Alba-the-Long

Cité antique strengthened of the Latium, Alba-the-Long ( Alba Longo ) was one of the oldest cities of Italy. Located at 20km in the south-east of Rome.

Legendary history

According to the legend, Alba-the-Long (in Italian Alba Lunga ) was founded by Ascagne (Iule), wire of Énée, thirty years after the foundation of Lavinium. Chronologically, that would mean about in the middle of the XII E, little time after the destruction of Troy (which would have taken place in -1184 according to the Old ones).

Ascagne would have founded a dynasty of kings Albains, of which we know only the names of Procas and his sons Numitor and Amulius. The legitimate heir to Procas was Numitor; but it was driven out by his Amulius brother, who usurped the throne and forced Rhéa Silvia, the girl of Numitor, with becoming a Vestale and thus making vow of chastity. When Rhéa Silvia gave rise to the twins Romulus and Remus, generated by Mars, Amulius ordered to kill them. But the twins abandoned with the the Tiber and were saved. Become men, and become aware of the rights of their birth, they drove out Amulius of the throne, which they restored in Numitor. This last, in thanks, enabled them to found a new city, Rome: thus, the Romans looked at traditionally Alba-the-Long like their city-mother.

Whereas the power of Rome increased, the two cities entered in conflict, and finally under the king Tullus Hostilius (about the middle of the VII E), a war between them was caused by the famous combat of the Horaces and Curiaces; Alba was destroyed, never not to be rebuilt, and its inhabitants were moved in Rome, where the hill of Caelius was offered to them.

Archaeological data and historical interpretation

The localization of the ancient Latin city was the debate object many since the 16th century. The starting point is the history of the foundation at Denys d' Halicarnasse which speaks about a site enters Monte Cavo and the Lac albain. The site was identified on several occasions: with the convent of Saint Paul with Palazzola, close to Albano, or in Coste Caselle, close to Marino, or finally with Castel Gandolfo. It is established that it is at Castel Gandolfo that was the villa of Domitien, whose ancient sources affirm that it occupied the site of the citadel of Alba.

The archaeological data available go back to the iron Age and establish the existence of a series of villages, of which each one had its own necropolis, along the south-western coast of the lake albain. When Rome destroyed them, these villages were to be in still pre-urban phase, and to start to gather around a center which could well have been Castel Gandolfo. This assumption rises owing to the fact that the necropolis which was there is much larger, which lets think of more a big city.

Later, during the republican period, the territory of Alba (the Ager Albanus ) will see the construction of many residential villas, which are mentioned in the ancient literature and whose vestiges are always visible.

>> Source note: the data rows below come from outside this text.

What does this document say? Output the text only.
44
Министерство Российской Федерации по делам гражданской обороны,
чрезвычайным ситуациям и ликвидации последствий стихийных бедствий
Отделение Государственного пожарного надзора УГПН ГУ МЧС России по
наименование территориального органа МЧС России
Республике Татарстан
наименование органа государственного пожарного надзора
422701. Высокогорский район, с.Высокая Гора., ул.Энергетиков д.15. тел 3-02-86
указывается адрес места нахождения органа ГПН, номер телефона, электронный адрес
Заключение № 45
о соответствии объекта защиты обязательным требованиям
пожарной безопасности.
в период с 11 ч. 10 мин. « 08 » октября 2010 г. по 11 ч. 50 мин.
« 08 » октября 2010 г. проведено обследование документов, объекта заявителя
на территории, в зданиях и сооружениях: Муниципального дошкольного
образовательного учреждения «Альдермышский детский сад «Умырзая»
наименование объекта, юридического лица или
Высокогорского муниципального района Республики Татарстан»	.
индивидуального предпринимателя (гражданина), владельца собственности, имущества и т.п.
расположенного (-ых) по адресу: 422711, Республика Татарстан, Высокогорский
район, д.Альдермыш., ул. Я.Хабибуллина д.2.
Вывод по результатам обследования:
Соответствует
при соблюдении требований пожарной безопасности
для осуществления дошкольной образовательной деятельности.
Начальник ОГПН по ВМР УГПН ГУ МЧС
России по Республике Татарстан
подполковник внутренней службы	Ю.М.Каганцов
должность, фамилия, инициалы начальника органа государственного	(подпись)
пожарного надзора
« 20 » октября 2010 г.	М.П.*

The sanctuary of Jupiter latiaris

At the top of the Mons Albanus a very old sanctuary devoted to Jupiter Latiaris was. Florus, the Roman historian of the 2nd century, reports that the place would have been chosen by Ascagne, the founder Alba-the-Long, who after the foundation of the city would have invited Latin to celebrate there sacrifices in the honor of Jupiter.
In the sanctuary, one celebrated each year the Feriae Latinae , during which all the cities belonging to the confederation of the Latin people met to sacrifice to the god a white bull, whose flesh was distributed to the participants. It was thus about a federal worship and its situation close Alba-the-Long testifies to the hegemony that he was to exert on the other spot of worship of the area, among which was to appear Rome.

After the destruction Alba-the-Long and the substitution of Rome like centers hegemonic, the tradition points out the erection of a true temple dedicated to Jupiter Latiaris on the mount Albain under the reign of Tarquin Superb the. This Jupiter temple on the Capitole, built in -507, was intended to fulfill the functions of the Latin federal sanctuary, establishing the religious center in Rome.

There remains today of the ancient sanctuary only some vestiges of the enclosing wall, which were moved site, and important remainders of the paved road which gave of them access and which joined the Via Appia close to Ariccia.